A 21-year-old American second lieutenant recalled, “When the bombs dropped and news began to circulate that [the invasion of Japan] would not, after all, take place, that we would not be obliged to run up the beaches near Tokyo assault-firing while being mortared and shelled, for all the fake manliness of our facades we cried with relief and joy.  We were going to live.  We were going to grow up to adulthood after all.”

Aftermath

One week later, on August 14, 1945, after the second atomic bomb was dropped on Nagasaki, the Japanese surrendered.  World War II, the deadliest conflict in human history, with between 50 and 85 million fatalities, was finally over. 
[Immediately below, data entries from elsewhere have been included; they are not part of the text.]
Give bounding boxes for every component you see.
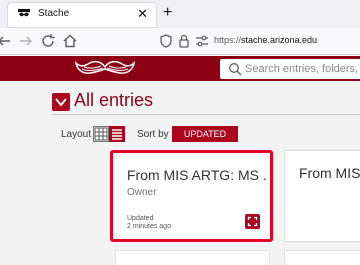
grid-view-toggle[interactable] [93, 126, 109, 142]
sort-updated-button[interactable]: UPDATED [172, 126, 238, 142]
shield-icon[interactable] [158, 33, 174, 49]
new-tab-button[interactable]: + [163, 5, 172, 21]
card-title[interactable]: From MIS A [299, 165, 360, 181]
tab-title: Stache [38, 8, 70, 19]
reload-icon[interactable] [40, 33, 56, 49]
entry-card[interactable] [284, 250, 360, 265]
list-icon [112, 129, 122, 140]
chevron-down-icon [55, 98, 67, 107]
page-title: All entries [74, 90, 154, 110]
permissions-icon[interactable] [194, 33, 210, 49]
search-icon [228, 62, 242, 76]
app-header: Search entries, folders, a [0, 56, 360, 81]
card-owner: Owner [127, 187, 157, 198]
search-box[interactable]: Search entries, folders, a [220, 59, 360, 79]
stache-logo-icon[interactable] [74, 58, 136, 79]
layout-label: Layout [61, 129, 92, 140]
entry-card[interactable]: From MIS ARTG: MS ... Owner Updated 2 mi… [110, 150, 273, 242]
back-arrow-icon[interactable] [0, 33, 12, 49]
stache-favicon-icon [18, 9, 30, 21]
entry-card[interactable]: From MIS A [284, 150, 360, 242]
expand-button[interactable] [245, 214, 260, 229]
browser-tab[interactable]: Stache ✕ [8, 3, 156, 27]
card-updated-value: 2 minutes ago [127, 223, 171, 230]
url-scheme: https:// [214, 35, 242, 45]
lock-icon[interactable] [176, 33, 192, 49]
search-placeholder: Search entries, folders, a [245, 63, 360, 75]
entry-card[interactable] [115, 250, 270, 265]
url-bar[interactable]: https://stache.arizona.edu [214, 35, 317, 45]
forward-arrow-icon[interactable] [18, 33, 34, 49]
card-updated: Updated 2 minutes ago [127, 215, 171, 231]
collapse-chevron-button[interactable] [52, 93, 70, 111]
expand-icon [247, 216, 258, 227]
card-updated-label: Updated [127, 215, 154, 222]
grid-icon [94, 127, 108, 141]
list-view-toggle[interactable] [109, 126, 125, 142]
card-title[interactable]: From MIS ARTG: MS ... [127, 167, 267, 183]
browser-navbar: https://stache.arizona.edu [0, 28, 360, 55]
tab-close-icon[interactable]: ✕ [137, 6, 148, 22]
sortby-label: Sort by [137, 129, 169, 140]
home-icon[interactable] [62, 33, 78, 49]
title-divider [52, 114, 360, 115]
url-host: stache.arizona.edu [241, 35, 318, 45]
browser-tabstrip: Stache ✕ + [0, 0, 360, 28]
What Did Harry S Truman Have to Say About His Decision to Use the Atomic Bomb?

At the time, the president seemed conflicted over his decision.  The day after the Hiroshima bomb was dropped, Truman received a telegram from Senator Richard B. Russell of Georgia, encouraging the president to use as many atomic bombs as possible on Japan, claiming the American people believed “that we should continue to strike the Japanese until they are brought groveling to their knees.”  Truman responded, “I know that Japan is a terribly cruel and uncivilized nation in warfare but I can't bring myself to believe that because they are beasts, we should ourselves act in that same manner.  For myself I certainly regret the necessity of wiping out whole populations because of the ‘pigheadedness’ of the leaders of a nation, and, for your information, I am not going to do it unless absolutely necessary.”

On August 9, the day the Nagasaki bomb was dropped, Truman received a telegram from Samuel McCrea Cavert, a Protestant clergyman, who pleaded with the president to stop the bombing “before any further devastation by atomic bomb is visited upon her [Japan’s] people.”  Two days later, Truman replied, “The only language they seem to understand is the one we have been using to bombard them.  When you have to deal with a beast you have to treat him as a beast.”

Looking back, President Truman never shirked personal responsibility for his decision, but neither did he apologize.  He asserted that he would not use the bomb in later conflicts, such as Korea.  Nevertheless, given the same circumstances and choices that confronted him in Japan in 1945, he said he would do exactly the same thing.

It was heavy burden to bear.  Speaking of himself as president, Truman said, “And he alone, in all the world, must say Yes or No to that awesome, ultimate question, ‘Shall we drop the bomb on a living target?’”  Every president since Harry Truman has had that power.  None has exercised it.